Rig's streaming uses the RawStreamingChoice<T> enum with three variants. Usage data appears exclusively in FinalResponse(T) at stream completion:
pub enum RawStreamingChoice<T> {
Message(String), // Text chunk - NO usage
ToolCall(RawStreamingToolCall), // Tool call - NO usage
FinalResponse(T), // Final item - CONTAINS usage
}The Usage struct and access trait:
pub struct Usage {
pub input_tokens: u64,
pub output_tokens: u64,
pub total_tokens: u64,
}
pub trait GetTokenUsage {
fn token_usage(&self) -> Option<Usage>;
}Key limitation: Input token counts cannot be known until the API call completes. For real-time progress during streaming, you must use pre-flight estimation.
Rig provides no automatic usage aggregation across tool-calling loops. Each API call returns usage for that single request only:
let mut total_usage = Usage::default();
while let Some(item) = stream.next().await {
match item {
Ok(RawStreamingChoice::Message(text)) => {
print!("{}", text);
}
Ok(RawStreamingChoice::FinalResponse(response)) => {
if let Some(usage) = response.token_usage() {
total_usage.input_tokens += usage.input_tokens;
total_usage.output_tokens += usage.output_tokens;
total_usage.total_tokens += usage.total_tokens;
update_context_display(total_usage, max_context);
}
}
_ => {}
}
}A simple character-to-token ratio provides fast estimates without external dependencies.
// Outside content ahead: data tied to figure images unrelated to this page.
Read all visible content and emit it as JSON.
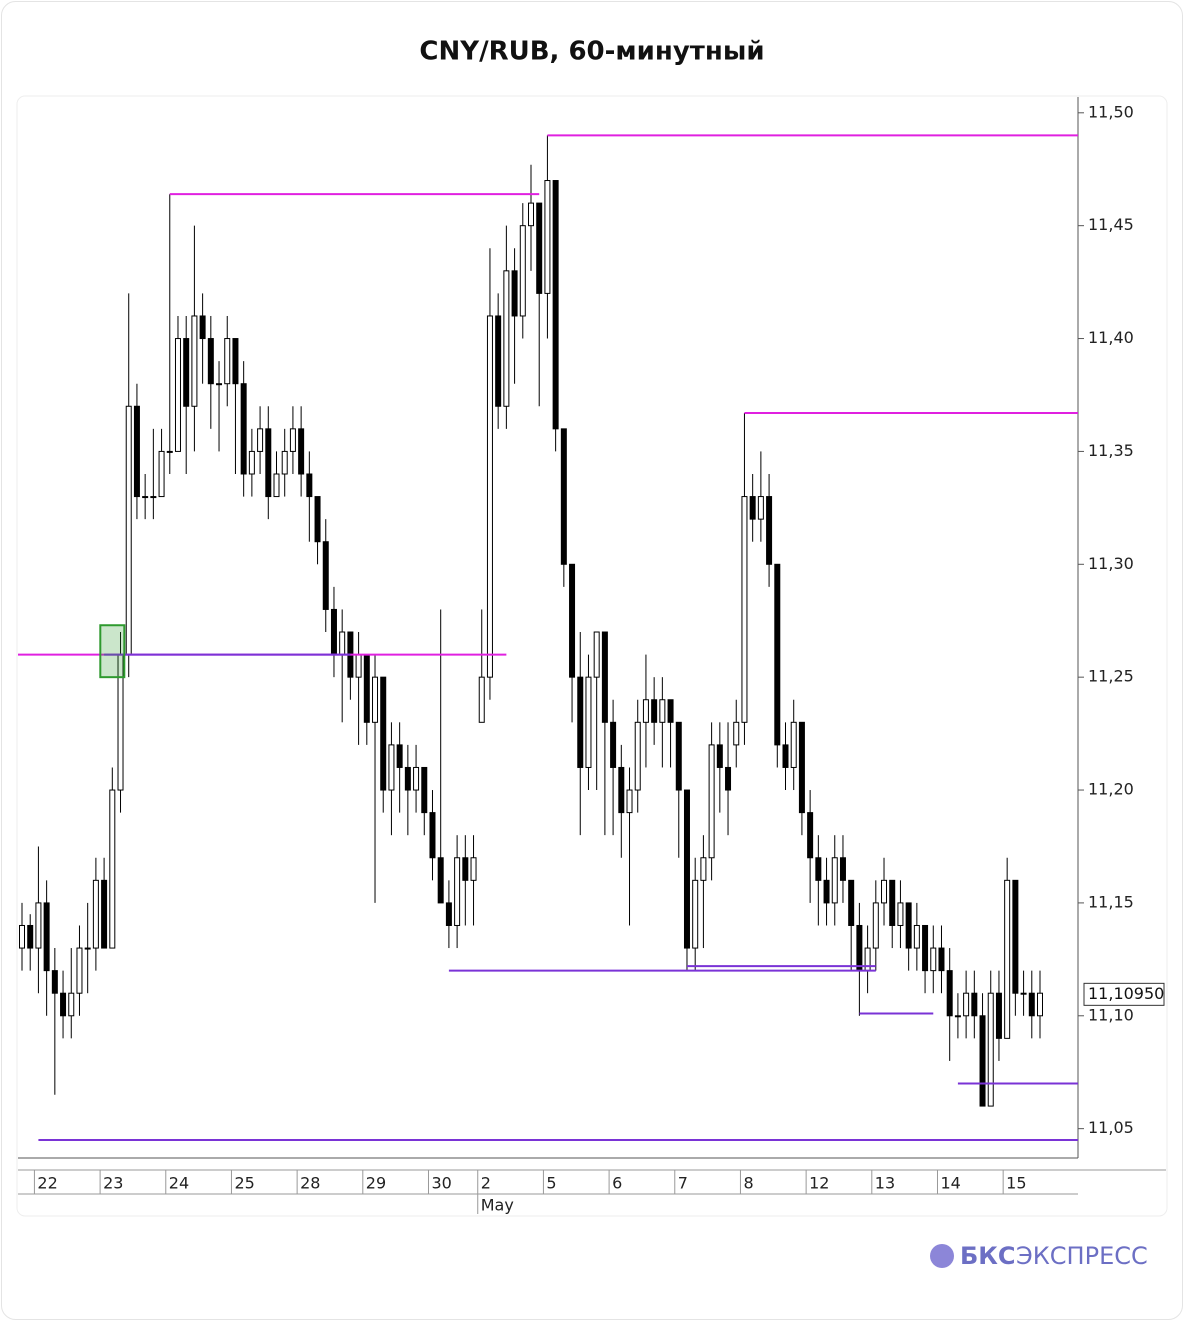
{
  "chart_data": {
    "type": "candlestick",
    "title": "CNY/RUB, 60-минутный",
    "categories": [
      null,
      null,
      "22",
      null,
      null,
      null,
      null,
      null,
      null,
      null,
      "23",
      null,
      null,
      null,
      null,
      null,
      null,
      null,
      "24",
      null,
      null,
      null,
      null,
      null,
      null,
      null,
      "25",
      null,
      null,
      null,
      null,
      null,
      null,
      null,
      "28",
      null,
      null,
      null,
      null,
      null,
      null,
      null,
      "29",
      null,
      null,
      null,
      null,
      null,
      null,
      null,
      "30",
      null,
      null,
      null,
      null,
      null,
      "2",
      null,
      null,
      null,
      null,
      null,
      null,
      null,
      "5",
      null,
      null,
      null,
      null,
      null,
      null,
      null,
      "6",
      null,
      null,
      null,
      null,
      null,
      null,
      null,
      "7",
      null,
      null,
      null,
      null,
      null,
      null,
      null,
      "8",
      null,
      null,
      null,
      null,
      null,
      null,
      null,
      "12",
      null,
      null,
      null,
      null,
      null,
      null,
      null,
      "13",
      null,
      null,
      null,
      null,
      null,
      null,
      null,
      "14",
      null,
      null,
      null,
      null,
      null,
      null,
      null,
      "15",
      null,
      null,
      null,
      null
    ],
    "month_labels": [
      {
        "label": "May",
        "index": 56
      }
    ],
    "ohlc": [
      [
        11.13,
        11.15,
        11.12,
        11.14
      ],
      [
        11.14,
        11.145,
        11.12,
        11.13
      ],
      [
        11.13,
        11.175,
        11.11,
        11.15
      ],
      [
        11.15,
        11.16,
        11.1,
        11.12
      ],
      [
        11.12,
        11.13,
        11.065,
        11.11
      ],
      [
        11.11,
        11.12,
        11.09,
        11.1
      ],
      [
        11.1,
        11.13,
        11.09,
        11.11
      ],
      [
        11.11,
        11.14,
        11.1,
        11.13
      ],
      [
        11.13,
        11.15,
        11.11,
        11.13
      ],
      [
        11.13,
        11.17,
        11.12,
        11.16
      ],
      [
        11.16,
        11.17,
        11.13,
        11.13
      ],
      [
        11.13,
        11.21,
        11.13,
        11.2
      ],
      [
        11.2,
        11.27,
        11.19,
        11.26
      ],
      [
        11.26,
        11.42,
        11.25,
        11.37
      ],
      [
        11.37,
        11.38,
        11.32,
        11.33
      ],
      [
        11.33,
        11.34,
        11.32,
        11.33
      ],
      [
        11.33,
        11.36,
        11.32,
        11.33
      ],
      [
        11.33,
        11.36,
        11.33,
        11.35
      ],
      [
        11.35,
        11.464,
        11.34,
        11.35
      ],
      [
        11.35,
        11.41,
        11.35,
        11.4
      ],
      [
        11.4,
        11.41,
        11.34,
        11.37
      ],
      [
        11.37,
        11.45,
        11.35,
        11.41
      ],
      [
        11.41,
        11.42,
        11.38,
        11.4
      ],
      [
        11.4,
        11.41,
        11.36,
        11.38
      ],
      [
        11.38,
        11.39,
        11.35,
        11.38
      ],
      [
        11.38,
        11.41,
        11.37,
        11.4
      ],
      [
        11.4,
        11.4,
        11.34,
        11.38
      ],
      [
        11.38,
        11.39,
        11.33,
        11.34
      ],
      [
        11.34,
        11.36,
        11.33,
        11.35
      ],
      [
        11.35,
        11.37,
        11.34,
        11.36
      ],
      [
        11.36,
        11.37,
        11.32,
        11.33
      ],
      [
        11.33,
        11.35,
        11.33,
        11.34
      ],
      [
        11.34,
        11.36,
        11.33,
        11.35
      ],
      [
        11.35,
        11.37,
        11.34,
        11.36
      ],
      [
        11.36,
        11.37,
        11.33,
        11.34
      ],
      [
        11.34,
        11.35,
        11.31,
        11.33
      ],
      [
        11.33,
        11.33,
        11.3,
        11.31
      ],
      [
        11.31,
        11.32,
        11.27,
        11.28
      ],
      [
        11.28,
        11.29,
        11.25,
        11.26
      ],
      [
        11.26,
        11.28,
        11.23,
        11.27
      ],
      [
        11.27,
        11.27,
        11.24,
        11.25
      ],
      [
        11.25,
        11.27,
        11.22,
        11.26
      ],
      [
        11.26,
        11.26,
        11.22,
        11.23
      ],
      [
        11.23,
        11.26,
        11.15,
        11.25
      ],
      [
        11.25,
        11.25,
        11.19,
        11.2
      ],
      [
        11.2,
        11.23,
        11.18,
        11.22
      ],
      [
        11.22,
        11.23,
        11.19,
        11.21
      ],
      [
        11.21,
        11.22,
        11.18,
        11.2
      ],
      [
        11.2,
        11.22,
        11.19,
        11.21
      ],
      [
        11.21,
        11.21,
        11.18,
        11.19
      ],
      [
        11.19,
        11.2,
        11.16,
        11.17
      ],
      [
        11.17,
        11.28,
        11.15,
        11.15
      ],
      [
        11.15,
        11.16,
        11.13,
        11.14
      ],
      [
        11.14,
        11.18,
        11.13,
        11.17
      ],
      [
        11.17,
        11.18,
        11.14,
        11.16
      ],
      [
        11.16,
        11.18,
        11.14,
        11.17
      ],
      [
        11.23,
        11.28,
        11.23,
        11.25
      ],
      [
        11.25,
        11.44,
        11.24,
        11.41
      ],
      [
        11.41,
        11.42,
        11.36,
        11.37
      ],
      [
        11.37,
        11.45,
        11.36,
        11.43
      ],
      [
        11.43,
        11.44,
        11.38,
        11.41
      ],
      [
        11.41,
        11.46,
        11.4,
        11.45
      ],
      [
        11.45,
        11.477,
        11.43,
        11.46
      ],
      [
        11.46,
        11.46,
        11.37,
        11.42
      ],
      [
        11.42,
        11.49,
        11.4,
        11.47
      ],
      [
        11.47,
        11.47,
        11.35,
        11.36
      ],
      [
        11.36,
        11.36,
        11.29,
        11.3
      ],
      [
        11.3,
        11.3,
        11.23,
        11.25
      ],
      [
        11.25,
        11.27,
        11.18,
        11.21
      ],
      [
        11.21,
        11.26,
        11.2,
        11.25
      ],
      [
        11.25,
        11.27,
        11.2,
        11.27
      ],
      [
        11.27,
        11.27,
        11.18,
        11.23
      ],
      [
        11.23,
        11.24,
        11.18,
        11.21
      ],
      [
        11.21,
        11.22,
        11.17,
        11.19
      ],
      [
        11.19,
        11.21,
        11.14,
        11.2
      ],
      [
        11.2,
        11.24,
        11.19,
        11.23
      ],
      [
        11.23,
        11.26,
        11.21,
        11.24
      ],
      [
        11.24,
        11.25,
        11.22,
        11.23
      ],
      [
        11.23,
        11.25,
        11.21,
        11.24
      ],
      [
        11.24,
        11.24,
        11.21,
        11.23
      ],
      [
        11.23,
        11.23,
        11.17,
        11.2
      ],
      [
        11.2,
        11.2,
        11.12,
        11.13
      ],
      [
        11.13,
        11.17,
        11.12,
        11.16
      ],
      [
        11.16,
        11.18,
        11.13,
        11.17
      ],
      [
        11.17,
        11.23,
        11.16,
        11.22
      ],
      [
        11.22,
        11.23,
        11.19,
        11.21
      ],
      [
        11.21,
        11.23,
        11.18,
        11.2
      ],
      [
        11.22,
        11.24,
        11.21,
        11.23
      ],
      [
        11.23,
        11.367,
        11.22,
        11.33
      ],
      [
        11.33,
        11.34,
        11.31,
        11.32
      ],
      [
        11.32,
        11.35,
        11.31,
        11.33
      ],
      [
        11.33,
        11.34,
        11.29,
        11.3
      ],
      [
        11.3,
        11.3,
        11.21,
        11.22
      ],
      [
        11.22,
        11.23,
        11.2,
        11.21
      ],
      [
        11.21,
        11.24,
        11.2,
        11.23
      ],
      [
        11.23,
        11.23,
        11.18,
        11.19
      ],
      [
        11.19,
        11.2,
        11.15,
        11.17
      ],
      [
        11.17,
        11.18,
        11.14,
        11.16
      ],
      [
        11.16,
        11.17,
        11.14,
        11.15
      ],
      [
        11.15,
        11.18,
        11.14,
        11.17
      ],
      [
        11.17,
        11.18,
        11.15,
        11.16
      ],
      [
        11.16,
        11.16,
        11.12,
        11.14
      ],
      [
        11.14,
        11.15,
        11.1,
        11.12
      ],
      [
        11.12,
        11.14,
        11.11,
        11.13
      ],
      [
        11.13,
        11.16,
        11.12,
        11.15
      ],
      [
        11.15,
        11.17,
        11.14,
        11.16
      ],
      [
        11.16,
        11.16,
        11.13,
        11.14
      ],
      [
        11.14,
        11.16,
        11.13,
        11.15
      ],
      [
        11.15,
        11.15,
        11.12,
        11.13
      ],
      [
        11.13,
        11.15,
        11.12,
        11.14
      ],
      [
        11.14,
        11.14,
        11.11,
        11.12
      ],
      [
        11.12,
        11.14,
        11.11,
        11.13
      ],
      [
        11.13,
        11.14,
        11.11,
        11.12
      ],
      [
        11.12,
        11.13,
        11.08,
        11.1
      ],
      [
        11.1,
        11.11,
        11.09,
        11.1
      ],
      [
        11.1,
        11.12,
        11.09,
        11.11
      ],
      [
        11.11,
        11.12,
        11.09,
        11.1
      ],
      [
        11.1,
        11.11,
        11.06,
        11.06
      ],
      [
        11.06,
        11.12,
        11.06,
        11.11
      ],
      [
        11.11,
        11.12,
        11.08,
        11.09
      ],
      [
        11.09,
        11.17,
        11.09,
        11.16
      ],
      [
        11.16,
        11.16,
        11.1,
        11.11
      ],
      [
        11.11,
        11.12,
        11.1,
        11.11
      ],
      [
        11.11,
        11.12,
        11.09,
        11.1
      ],
      [
        11.1,
        11.12,
        11.09,
        11.11
      ]
    ],
    "up_color": "#ffffff",
    "down_color": "#000000",
    "levels": [
      {
        "value": 11.464,
        "color": "#e020e0",
        "from": 18,
        "to": 63
      },
      {
        "value": 11.49,
        "color": "#e020e0",
        "from": 64
      },
      {
        "value": 11.367,
        "color": "#e020e0",
        "from": 88
      },
      {
        "value": 11.26,
        "color": "#e020e0",
        "to": 59
      },
      {
        "value": 11.26,
        "color": "#7a33d6",
        "from": 10,
        "to": 40
      },
      {
        "value": 11.12,
        "color": "#7a33d6",
        "from": 52,
        "to": 104
      },
      {
        "value": 11.122,
        "color": "#7a33d6",
        "from": 81,
        "to": 104
      },
      {
        "value": 11.101,
        "color": "#7a33d6",
        "from": 102,
        "to": 111
      },
      {
        "value": 11.07,
        "color": "#7a33d6",
        "from": 114
      },
      {
        "value": 11.045,
        "color": "#7a33d6",
        "from": 2
      }
    ],
    "highlight": {
      "index": 11,
      "low": 11.25,
      "high": 11.273,
      "color": "#2e9a2e"
    },
    "last_price": {
      "value": 11.1095,
      "label": "11,10950"
    },
    "ylim": [
      11.037,
      11.507
    ],
    "yticks": [
      {
        "value": 11.05,
        "label": "11,05"
      },
      {
        "value": 11.1,
        "label": "11,10"
      },
      {
        "value": 11.15,
        "label": "11,15"
      },
      {
        "value": 11.2,
        "label": "11,20"
      },
      {
        "value": 11.25,
        "label": "11,25"
      },
      {
        "value": 11.3,
        "label": "11,30"
      },
      {
        "value": 11.35,
        "label": "11,35"
      },
      {
        "value": 11.4,
        "label": "11,40"
      },
      {
        "value": 11.45,
        "label": "11,45"
      },
      {
        "value": 11.5,
        "label": "11,50"
      }
    ]
  },
  "footer": {
    "brand": "БКС",
    "brand_rest": "ЭКСПРЕСС"
  }
}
The common ratio is ~4 characters per token for English text (use ~3 for code-heavy content to be conservative):
const CHARS_PER_TOKEN: usize = 4;
const MSG_OVERHEAD_TOKENS: usize = 4; // role, separators, framing
fn estimate_tokens(text: &str) -> usize {
(text.len() + CHARS_PER_TOKEN - 1) / CHARS_PER_TOKEN
}
fn estimate_message_tokens(message: &Message) -> usize {
let content_tokens = match message {
Message::User { content } => {
content.iter().map(|c| match c {
UserContent::Text(t) => estimate_tokens(&t.text),
UserContent::ToolResult(tr) => {
estimate_tokens(&tr.id) +
tr.content.iter().map(|c| estimate_tokens(&c.to_string())).sum::<usize>()
}
_ => 50 // Conservative for media
}).sum()
}
Message::Assistant { content, .. } => {
content.iter().map(|c| match c {
AssistantContent::Text(t) => estimate_tokens(&t.text),
AssistantContent::ToolCall(tc) => {
estimate_tokens(&tc.function.name) +
estimate_tokens(&tc.function.arguments.to_string())
}
_ => 50
}).sum()
}
};
MSG_OVERHEAD_TOKENS + content_tokens
}pub struct ContextTracker {
model_context_window: usize,
cumulative_input_tokens: u64,
cumulative_output_tokens: u64,
}
impl ContextTracker {
pub fn estimate_utilization(&self, preamble: &str, history: &[Message], prompt: &str) -> f64 {
let total: usize = estimate_tokens(preamble)
+ history.iter().map(estimate_message_tokens).sum::<usize>()
+ estimate_tokens(prompt);
total as f64 / self.model_context_window as f64
}
pub fn record_usage(&mut self, usage: &Usage) {
self.cumulative_input_tokens += usage.input_tokens;
self.cumulative_output_tokens += usage.output_tokens;
}
pub fn format_display(&self, current_usage: &Usage) -> String {
let pct = (current_usage.input_tokens as f64 / self.model_context_window as f64) * 100.0;
format!("Context: {:.1}% ({}/{}) | Session: {}in/{}out",
pct, current_usage.input_tokens, self.model_context_window,
self.cumulative_input_tokens, self.cumulative_output_tokens)
}
}| When | What's available | Source |
|---|---|---|
| Before API call | Estimated tokens | chars / 4 |
| During streaming | Text chunks only | RawStreamingChoice::Message |
| At stream end | Actual usage | RawStreamingChoice::FinalResponse |
Pattern: Show estimate (chars/4) → stream text → update with real usage from FinalResponse → accumulate across turns manually.